Far from being hindered by the increased focus upon him as an eloquent and reluctant role model, Sterling has gone from strength to strength on the field.
That treble feeling
A brace in May’s FA Cup final saw him conclude last season with 25 club goals in all competitions as City claimed an unprecedented domestic treble – the first part of which, the EFL Cup, came as Sterling steered the decisive kick in a penalty shoot-out against Chelsea into the top corner.
There have been hat-tricks in the Champions League and for England, who he captained in June’s Nations League Finals semi-final versus the Netherlands. Now a reliable goalscorer for his country, he netted eight in qualification for Euro 2020.
The industry he urged to take a look at itself honoured Sterling, the 2018-19 Football Writers’ Association Footballer of the Year. The BBC’s Sports Personality of the Year gong could be added to his collection this month.

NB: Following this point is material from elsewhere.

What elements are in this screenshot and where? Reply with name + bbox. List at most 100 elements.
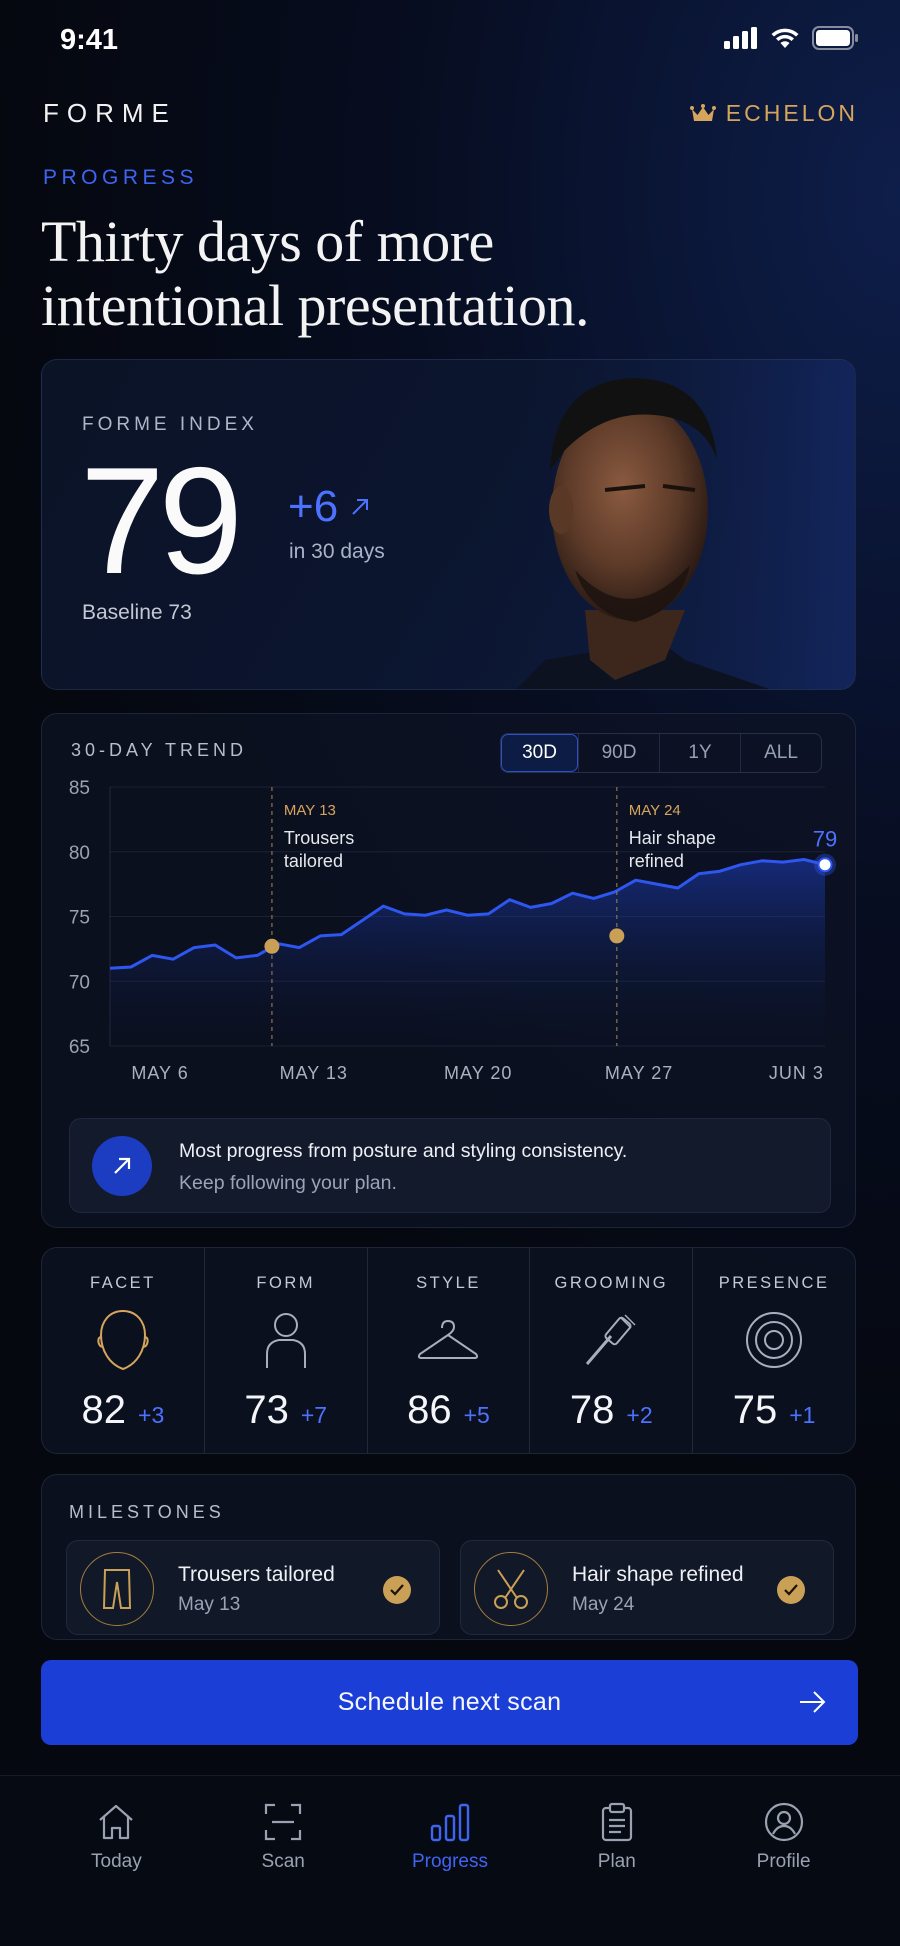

“It’s all about mentality. Mentality, maturity and growing up,” Sterling said ahead of the showdown with United.
“I’m obsessed with football, obsessed with scoring goals, obsessed with recovering quicker and obsessed with improving myself.”
Spiralling numbers show how fruitful that obsession has been, while Sterling’s maturity – a scuffle with Joe Gomez on international duty aside – is frequently evident.
Every time he intervenes on issues of racism, be it responding to he and England team-mates receiving abuse in Montenegro and Bulgaria, defending Italy striker Moise Kean or supporting Newport County Under-14 goalkeeper Ethan Ross, Sterling strikes at the heart of the issue and is a force for good.
He covered the funeral costs of Crystal Palace youth player Damary Dawkins, who tragically lost his battle with leukaemia, having dedicated an England goal against the Czech Republic to the 13-year-old.
Raheem the role model
Other examples of Sterling’s community mindedness could be found when he arranged tickets to City’s FA Cup semi-final against Brighton and Hove Albion for 550 pupils from his old school, while last month he urged those able to among his 2.2million Twitter follows to register to vote in the upcoming UK general election.
“He’s a young, black role model for so many young people. His status will go far and beyond football, that’s for sure,” said Townsend, who feels Sterling can align with some of British football’s true pioneers and icons.
“You will have young people not just wanting to be Raheem Sterling the footballer, but who will want to be Raheem Sterling the human being.
“I take that as the kind of impact John Barnes had, when he was almost fighting racism by himself. Or Cyrille Regis, Laurie Cunningham and Brendon Batson when they were at West Brom.
“With those forefathers, the generation before him, he will be recognised as someone who’s had a massive influence and impact.
“That’s probably the most powerful legacy of that post a year ago. He will have empowered many people to stand up for themselves, stand up for their rights and stand up for who they are as human beings.”
Townsend is at pains to point out Sterling cannot be the “be-all and end-all” in the fight against racism, and that burden must never be placed upon any single person.
But, as M
anchester United look to repel the City star’s on-field obsession, it is to his immense credit he has managed to shed so much light a year on from that dark day.